Introduction to Artificial Intelligence - Homework Assignment 02 (20pts.)¶
- NETIDs:
This assignment covers the following topics:
- Decision Trees
- Hidden Markov Models
- Bayesian Reasoning
and will consist of 4 tasks:
- Task 00: Data Collection and Setup (2 pts.)
- Task 00-1: Collect missing suspect data (2 pts.)
- Task 00-2: Load and create data (0 pts.)
- Task 01: Decision Tree (7 pts.)
- Task 01-1: Create features for data (3 pts.)
- Task 01-1-1: Engineer weapon matching features (1 pt.)
- Task 01-1-2: Write function to generate feature vectors for each night for each alias (2 pts.)
- Task 01-1-3: Generate feature vectors (0 pts.)
- Task 01-2: Fit decision tree (1 pt.)
- Task 01-3: Test decision tree (1 pt.)
- Task 01-4: Short answer questions (2 pts.)
- Task 01-1: Create features for data (3 pts.)
- Task 02: Hidden Markov Model (7 pts.)
- Task 02-1: Create emission matrices (1 pt.)
- Task 02-2: Implement Viterbi algorithm (2 pts.)
- Task 02-3: Compare suspect reported and HMM generate paths (2 pts.)
- Task 02-4: Short answer questions (2 pts.)
- Task 03: Bayesian Reasoning (4 pts.)
- Task 03-1: Combine evidence using Bayesian principles (2 pts.)
- Task 03-2: Print final results (2 pt.)
Please complete all sections. Some questions will require written answers, while others will involve coding. Be sure to run your code cells to verify your solutions.
Story Progression¶
After getting in contact with the Theisen-Floyd Estate the police have collected data for past costume parties they've thrown. Turns out there's been a lot of them. They've gathered data on the movement and activity patterns of the aliases. They also been able to compile a list of suspects, but they're not sure which suspect matches which alias!
- Professor Theisen
- Olivia Zino
- Tom Lohman
- Sophia Noonan
- Jack Mangione
- Cesar Cervera
Thinking back to class you realize that if you have all of this alias data and suspect data, you could probably structure this as a supervised learning problem, and a classification task! We could compare our suspect data against the alias data, treating it as the ground-truth, and see if any of the suspects line up against the aliases! They were able to get statements from 4 of the 6 suspects, but unfortunately they need your help tracking down the other two. We need to gather more evidence if we're going to be able to figure out who's alibi doesn't hold up. You'll need to visit the two remaining suspects and convince them to give you their statements to get the rest of the needed evidence.
Task 00: Collecting Suspect Statements and Data Setup (2 pts.)¶
Task 00-1: Description (2 pts.)¶
Collect Missing Suspect Data¶
Visit the two remaining suspects to collect their statements. Only one team member needs to visit each suspect, so feel free to divy up the work. The available times to pick up the suspects (TAs) statements are listed below:
- Jack Mangione: 5:00 - 7:00 on Monday and Wednesday in the CSE Commons
- Olivia Zino: 2:00 - 4:00 Sunday and 2:00 - 3:00 Monday and Wednesday in the Inno Lounge
Once you've collected them, add them to the suspect data json files.

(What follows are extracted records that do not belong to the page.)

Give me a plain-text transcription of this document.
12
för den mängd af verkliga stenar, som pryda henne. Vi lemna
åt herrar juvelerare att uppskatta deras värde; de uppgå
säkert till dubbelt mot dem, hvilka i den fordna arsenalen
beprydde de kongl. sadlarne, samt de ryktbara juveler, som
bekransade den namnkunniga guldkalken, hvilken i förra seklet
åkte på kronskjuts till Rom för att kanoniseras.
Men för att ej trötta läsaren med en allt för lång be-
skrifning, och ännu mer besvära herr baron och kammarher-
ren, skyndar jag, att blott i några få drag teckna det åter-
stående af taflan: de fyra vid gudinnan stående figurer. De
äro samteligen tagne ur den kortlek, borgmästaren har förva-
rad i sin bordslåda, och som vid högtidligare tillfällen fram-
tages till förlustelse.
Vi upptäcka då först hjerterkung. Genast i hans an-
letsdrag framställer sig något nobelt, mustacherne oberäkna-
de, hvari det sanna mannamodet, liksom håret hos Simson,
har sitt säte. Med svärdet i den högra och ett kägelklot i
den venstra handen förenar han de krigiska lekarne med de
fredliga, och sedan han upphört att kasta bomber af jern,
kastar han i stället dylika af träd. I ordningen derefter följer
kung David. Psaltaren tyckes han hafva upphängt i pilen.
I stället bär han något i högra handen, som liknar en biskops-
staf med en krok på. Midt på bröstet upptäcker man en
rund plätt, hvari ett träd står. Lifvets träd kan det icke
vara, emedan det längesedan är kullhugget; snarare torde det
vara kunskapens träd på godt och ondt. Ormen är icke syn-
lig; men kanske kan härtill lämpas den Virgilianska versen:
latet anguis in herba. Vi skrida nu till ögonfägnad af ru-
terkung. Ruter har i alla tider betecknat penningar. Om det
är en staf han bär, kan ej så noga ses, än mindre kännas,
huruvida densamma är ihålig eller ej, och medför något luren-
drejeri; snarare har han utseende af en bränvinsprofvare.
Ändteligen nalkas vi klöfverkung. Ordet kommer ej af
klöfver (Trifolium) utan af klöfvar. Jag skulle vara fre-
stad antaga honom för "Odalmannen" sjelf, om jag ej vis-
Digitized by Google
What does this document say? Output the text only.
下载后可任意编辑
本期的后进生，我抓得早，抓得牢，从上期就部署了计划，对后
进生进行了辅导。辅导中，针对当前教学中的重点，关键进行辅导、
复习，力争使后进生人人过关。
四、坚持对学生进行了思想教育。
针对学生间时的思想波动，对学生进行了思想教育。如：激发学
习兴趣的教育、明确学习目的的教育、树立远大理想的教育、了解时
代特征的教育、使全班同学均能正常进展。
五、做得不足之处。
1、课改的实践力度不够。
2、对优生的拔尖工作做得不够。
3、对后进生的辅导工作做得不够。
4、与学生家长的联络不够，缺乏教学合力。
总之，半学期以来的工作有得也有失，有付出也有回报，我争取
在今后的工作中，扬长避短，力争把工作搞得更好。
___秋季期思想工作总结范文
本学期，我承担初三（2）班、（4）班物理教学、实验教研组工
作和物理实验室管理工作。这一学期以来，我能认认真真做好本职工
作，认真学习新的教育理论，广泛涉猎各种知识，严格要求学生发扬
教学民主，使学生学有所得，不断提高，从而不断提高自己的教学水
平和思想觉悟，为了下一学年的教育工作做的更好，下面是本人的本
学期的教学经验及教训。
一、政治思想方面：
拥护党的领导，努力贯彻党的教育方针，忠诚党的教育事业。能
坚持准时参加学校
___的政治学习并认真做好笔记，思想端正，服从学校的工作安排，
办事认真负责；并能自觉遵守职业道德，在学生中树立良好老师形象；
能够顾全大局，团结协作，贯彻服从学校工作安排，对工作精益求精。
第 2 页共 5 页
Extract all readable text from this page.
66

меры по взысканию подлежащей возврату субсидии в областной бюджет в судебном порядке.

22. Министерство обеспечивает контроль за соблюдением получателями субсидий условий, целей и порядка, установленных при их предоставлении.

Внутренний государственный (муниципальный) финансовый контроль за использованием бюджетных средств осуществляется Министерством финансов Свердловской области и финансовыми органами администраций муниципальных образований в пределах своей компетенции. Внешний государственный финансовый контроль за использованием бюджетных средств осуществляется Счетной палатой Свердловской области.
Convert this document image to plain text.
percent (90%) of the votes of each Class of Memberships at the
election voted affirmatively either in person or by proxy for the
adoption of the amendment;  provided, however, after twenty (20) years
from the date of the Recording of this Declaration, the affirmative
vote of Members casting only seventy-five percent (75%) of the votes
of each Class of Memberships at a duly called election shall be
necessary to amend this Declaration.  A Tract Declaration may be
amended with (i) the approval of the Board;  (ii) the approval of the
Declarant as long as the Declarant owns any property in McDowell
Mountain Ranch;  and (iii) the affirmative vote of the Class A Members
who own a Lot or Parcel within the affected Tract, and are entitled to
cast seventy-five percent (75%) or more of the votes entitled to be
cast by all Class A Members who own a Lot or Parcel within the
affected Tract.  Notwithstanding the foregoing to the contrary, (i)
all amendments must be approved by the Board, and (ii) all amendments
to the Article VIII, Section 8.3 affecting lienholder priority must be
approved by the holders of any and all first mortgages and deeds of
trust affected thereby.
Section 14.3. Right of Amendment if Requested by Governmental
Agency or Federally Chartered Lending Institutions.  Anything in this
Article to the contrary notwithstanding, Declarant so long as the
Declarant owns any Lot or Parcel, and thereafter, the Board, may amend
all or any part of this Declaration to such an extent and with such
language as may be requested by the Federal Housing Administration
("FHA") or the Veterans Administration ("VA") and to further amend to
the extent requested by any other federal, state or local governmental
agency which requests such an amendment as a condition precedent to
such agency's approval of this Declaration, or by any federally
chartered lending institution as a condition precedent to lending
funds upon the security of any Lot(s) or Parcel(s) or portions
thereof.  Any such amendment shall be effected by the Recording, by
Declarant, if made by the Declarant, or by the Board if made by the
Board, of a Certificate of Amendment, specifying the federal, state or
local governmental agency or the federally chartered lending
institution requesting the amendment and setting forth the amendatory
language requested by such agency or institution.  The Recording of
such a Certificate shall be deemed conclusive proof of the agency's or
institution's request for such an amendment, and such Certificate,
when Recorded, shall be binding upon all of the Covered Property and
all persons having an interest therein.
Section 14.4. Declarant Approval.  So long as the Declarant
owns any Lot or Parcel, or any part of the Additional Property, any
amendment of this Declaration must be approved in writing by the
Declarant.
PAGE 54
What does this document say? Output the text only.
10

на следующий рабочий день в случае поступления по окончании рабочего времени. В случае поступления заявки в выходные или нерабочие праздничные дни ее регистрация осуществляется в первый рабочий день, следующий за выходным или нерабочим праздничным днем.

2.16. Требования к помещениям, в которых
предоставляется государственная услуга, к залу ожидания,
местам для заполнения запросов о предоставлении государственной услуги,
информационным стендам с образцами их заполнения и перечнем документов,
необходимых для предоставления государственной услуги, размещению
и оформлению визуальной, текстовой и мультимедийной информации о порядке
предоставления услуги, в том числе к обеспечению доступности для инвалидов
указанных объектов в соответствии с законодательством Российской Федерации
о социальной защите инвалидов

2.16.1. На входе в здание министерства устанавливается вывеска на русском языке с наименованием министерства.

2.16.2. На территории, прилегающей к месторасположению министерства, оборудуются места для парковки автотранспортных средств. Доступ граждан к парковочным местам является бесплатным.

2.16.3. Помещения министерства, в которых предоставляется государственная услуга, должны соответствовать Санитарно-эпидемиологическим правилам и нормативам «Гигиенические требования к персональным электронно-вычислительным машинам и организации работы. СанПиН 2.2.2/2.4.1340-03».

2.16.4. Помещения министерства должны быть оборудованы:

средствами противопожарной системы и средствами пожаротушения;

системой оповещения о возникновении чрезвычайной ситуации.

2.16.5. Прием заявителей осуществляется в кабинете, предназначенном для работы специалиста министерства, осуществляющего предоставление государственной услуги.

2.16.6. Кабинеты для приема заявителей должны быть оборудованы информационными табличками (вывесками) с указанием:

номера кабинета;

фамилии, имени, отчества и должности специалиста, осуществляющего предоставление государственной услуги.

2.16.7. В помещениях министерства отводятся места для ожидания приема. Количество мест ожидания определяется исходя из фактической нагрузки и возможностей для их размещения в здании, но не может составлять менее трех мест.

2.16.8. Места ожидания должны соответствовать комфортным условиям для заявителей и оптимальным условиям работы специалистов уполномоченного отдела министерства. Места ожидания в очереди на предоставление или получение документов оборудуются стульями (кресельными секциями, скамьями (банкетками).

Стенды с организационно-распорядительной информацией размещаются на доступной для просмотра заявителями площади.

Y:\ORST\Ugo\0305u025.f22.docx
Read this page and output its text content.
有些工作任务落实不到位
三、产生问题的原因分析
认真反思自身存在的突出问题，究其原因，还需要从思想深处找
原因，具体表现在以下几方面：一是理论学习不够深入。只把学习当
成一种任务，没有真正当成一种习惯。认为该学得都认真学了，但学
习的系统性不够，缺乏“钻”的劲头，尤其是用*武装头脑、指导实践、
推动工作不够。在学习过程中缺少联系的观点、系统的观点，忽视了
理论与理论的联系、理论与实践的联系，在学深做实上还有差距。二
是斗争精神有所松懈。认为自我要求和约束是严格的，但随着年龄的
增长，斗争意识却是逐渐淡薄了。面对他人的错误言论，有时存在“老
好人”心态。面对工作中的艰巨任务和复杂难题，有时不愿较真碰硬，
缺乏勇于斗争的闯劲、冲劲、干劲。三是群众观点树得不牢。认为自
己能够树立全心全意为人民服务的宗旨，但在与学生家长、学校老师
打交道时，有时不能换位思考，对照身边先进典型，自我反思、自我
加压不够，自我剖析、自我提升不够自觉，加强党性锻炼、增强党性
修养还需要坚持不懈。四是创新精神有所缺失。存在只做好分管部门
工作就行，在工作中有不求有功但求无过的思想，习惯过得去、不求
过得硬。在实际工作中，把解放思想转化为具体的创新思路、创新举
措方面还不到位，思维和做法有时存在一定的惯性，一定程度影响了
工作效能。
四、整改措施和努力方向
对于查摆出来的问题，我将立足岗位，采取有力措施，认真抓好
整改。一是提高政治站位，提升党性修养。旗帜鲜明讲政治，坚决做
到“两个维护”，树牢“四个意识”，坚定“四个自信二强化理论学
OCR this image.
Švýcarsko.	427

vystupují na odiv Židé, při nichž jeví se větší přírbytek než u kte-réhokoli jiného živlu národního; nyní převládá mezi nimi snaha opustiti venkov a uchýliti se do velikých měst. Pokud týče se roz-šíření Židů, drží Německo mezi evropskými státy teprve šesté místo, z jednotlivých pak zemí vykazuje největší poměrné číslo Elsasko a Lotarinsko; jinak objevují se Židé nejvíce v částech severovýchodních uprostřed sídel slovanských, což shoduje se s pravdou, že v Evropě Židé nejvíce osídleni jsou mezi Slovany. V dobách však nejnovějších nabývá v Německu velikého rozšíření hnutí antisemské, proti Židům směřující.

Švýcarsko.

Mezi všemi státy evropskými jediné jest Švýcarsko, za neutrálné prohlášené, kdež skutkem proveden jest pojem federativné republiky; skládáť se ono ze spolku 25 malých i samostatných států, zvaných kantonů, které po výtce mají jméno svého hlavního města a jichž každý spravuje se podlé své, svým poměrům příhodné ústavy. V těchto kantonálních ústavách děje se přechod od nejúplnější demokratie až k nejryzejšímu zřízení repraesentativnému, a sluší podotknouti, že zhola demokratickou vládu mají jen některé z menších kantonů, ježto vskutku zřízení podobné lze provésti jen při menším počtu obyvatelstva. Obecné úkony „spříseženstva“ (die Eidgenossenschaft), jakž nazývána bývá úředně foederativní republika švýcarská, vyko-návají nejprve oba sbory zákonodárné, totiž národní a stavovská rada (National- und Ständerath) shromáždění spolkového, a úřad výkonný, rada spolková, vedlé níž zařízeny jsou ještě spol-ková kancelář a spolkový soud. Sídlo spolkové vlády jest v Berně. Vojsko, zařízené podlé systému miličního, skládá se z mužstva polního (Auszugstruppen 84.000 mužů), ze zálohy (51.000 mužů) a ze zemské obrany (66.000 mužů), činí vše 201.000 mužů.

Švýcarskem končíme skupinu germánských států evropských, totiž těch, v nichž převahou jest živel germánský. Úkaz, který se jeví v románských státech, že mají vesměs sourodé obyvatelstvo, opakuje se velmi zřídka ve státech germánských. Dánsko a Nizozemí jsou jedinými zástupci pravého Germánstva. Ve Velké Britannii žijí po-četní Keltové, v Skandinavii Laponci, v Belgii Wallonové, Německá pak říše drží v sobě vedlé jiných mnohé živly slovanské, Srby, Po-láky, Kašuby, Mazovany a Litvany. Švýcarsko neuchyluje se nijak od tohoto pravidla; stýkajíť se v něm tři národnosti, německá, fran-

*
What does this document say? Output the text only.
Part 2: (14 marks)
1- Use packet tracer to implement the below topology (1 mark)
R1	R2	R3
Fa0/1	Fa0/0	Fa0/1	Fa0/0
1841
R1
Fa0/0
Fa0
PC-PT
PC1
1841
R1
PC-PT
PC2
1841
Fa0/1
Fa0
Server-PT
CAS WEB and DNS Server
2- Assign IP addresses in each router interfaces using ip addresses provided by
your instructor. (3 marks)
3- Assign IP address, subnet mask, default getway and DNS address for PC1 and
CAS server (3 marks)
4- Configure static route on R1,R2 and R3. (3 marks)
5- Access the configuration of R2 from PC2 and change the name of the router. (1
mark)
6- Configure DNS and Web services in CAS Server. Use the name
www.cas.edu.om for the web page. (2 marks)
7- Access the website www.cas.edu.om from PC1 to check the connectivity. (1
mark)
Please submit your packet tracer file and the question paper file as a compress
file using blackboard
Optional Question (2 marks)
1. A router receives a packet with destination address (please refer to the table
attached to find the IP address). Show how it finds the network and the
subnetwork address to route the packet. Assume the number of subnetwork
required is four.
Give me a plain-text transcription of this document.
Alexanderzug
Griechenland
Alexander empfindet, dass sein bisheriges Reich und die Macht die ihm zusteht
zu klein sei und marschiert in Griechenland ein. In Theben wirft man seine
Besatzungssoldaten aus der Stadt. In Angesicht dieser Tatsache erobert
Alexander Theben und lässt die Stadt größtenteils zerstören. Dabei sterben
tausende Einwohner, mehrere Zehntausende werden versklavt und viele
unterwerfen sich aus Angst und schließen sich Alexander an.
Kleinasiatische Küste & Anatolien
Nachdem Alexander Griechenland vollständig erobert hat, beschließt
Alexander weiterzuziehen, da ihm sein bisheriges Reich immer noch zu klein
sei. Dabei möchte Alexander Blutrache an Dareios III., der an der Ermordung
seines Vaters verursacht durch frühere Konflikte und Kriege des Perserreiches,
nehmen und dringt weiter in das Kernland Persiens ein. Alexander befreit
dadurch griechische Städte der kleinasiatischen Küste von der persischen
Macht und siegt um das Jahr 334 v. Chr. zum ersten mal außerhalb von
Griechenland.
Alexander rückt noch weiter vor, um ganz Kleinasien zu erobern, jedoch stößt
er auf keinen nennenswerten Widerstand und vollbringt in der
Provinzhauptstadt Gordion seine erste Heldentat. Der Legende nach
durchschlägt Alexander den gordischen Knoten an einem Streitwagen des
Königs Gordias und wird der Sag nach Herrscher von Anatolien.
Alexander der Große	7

- Hint: I wonder if an LLM like ChatGPT could turn a picture of the statements into the json files you need?
Task 01-2: Description (0 pts.)¶
Load and create the necessary data¶
- Load alias statements into a dictionary called "alias_data" with the format:
{
"alias_name": [
{"suspect_statement": [...]}
]
}
Add the suspect statements to the suspect data json files.
Load the suspect data into a dictionary called "suspect_data" with the format:
{
"suspect_name":
{"suspect_statement": [...], "gps_data": [...], "witness_statements": {...}}
}
Task 01-2: Code (0 pts.)¶
import os
import json
import pprint
import numpy as np
from typing import List, Dict, Any
from collections import defaultdict
try:
import google.colab
REPO_URL = "https://github.com/nd-cse-30124-fa25/cse-30124-homeworks.git"
REPO_NAME = "cse-30124-homeworks"
HW_FOLDER = "homework02"
# Clone repo if not already present
if not os.path.exists(REPO_NAME):
!git clone {REPO_URL}
# cd into the homework folder
%cd {REPO_NAME}/{HW_FOLDER}
except ImportError:
pass
# Load in Alias Statement Data (all you have to do is define the path to your alias training statements)
alias_data_dir = 'alias_statements' # Path to alias statement data
alias_data = defaultdict(list) # Dictionary to store alias statements, format: {alias: [list of entries per alias]}
for filename in os.listdir(alias_data_dir): # For all files in the alias statement directory:
if filename.endswith(".json"): # If file is .json format, then:
file_path = os.path.join(alias_data_dir, filename) # Build the full file path string
with open(file_path, 'r') as f: # Open file at file_path:
data = json.load(f) # Load json content into a dict (hint: json.load() is very useful here)
alias_data[data['name']].append(data) # Store data in alias_data dict
# Load suspect statement data (all you have to do is define the path to your suspect statement data)
suspect_data_dir = 'suspect_statements' # Path to suspect statement data
suspect_data = {} # Dictionary to store suspect statement data, format: {suspect name: {json data}}
for filename in os.listdir(suspect_data_dir): # For all files in the suspect data directory:
if filename.endswith(".json"): # If file is .json format, then:
with open(os.path.join(suspect_data_dir, filename), 'r') as f: # Open file at file_path
data = json.load(f) # Load json file content into a dict
suspect_name = data['name'] # Get suspects name
suspect_data[suspect_name] = data # Store suspects data in suspect_data dict
# Print Resulting Data
print("ALIAS DATA")
pprint.pprint(alias_data)
print("SUSCPECT DATA")
pprint.pprint(suspect_data)
Story Progression¶
Looking through the data you have, you realize there's a lot of repeated, overlapping activities and this reminds you of categorical data. You wonder if you could somehow set up a decision tree with the classes being the aliases and then try and match the suspects statements against them!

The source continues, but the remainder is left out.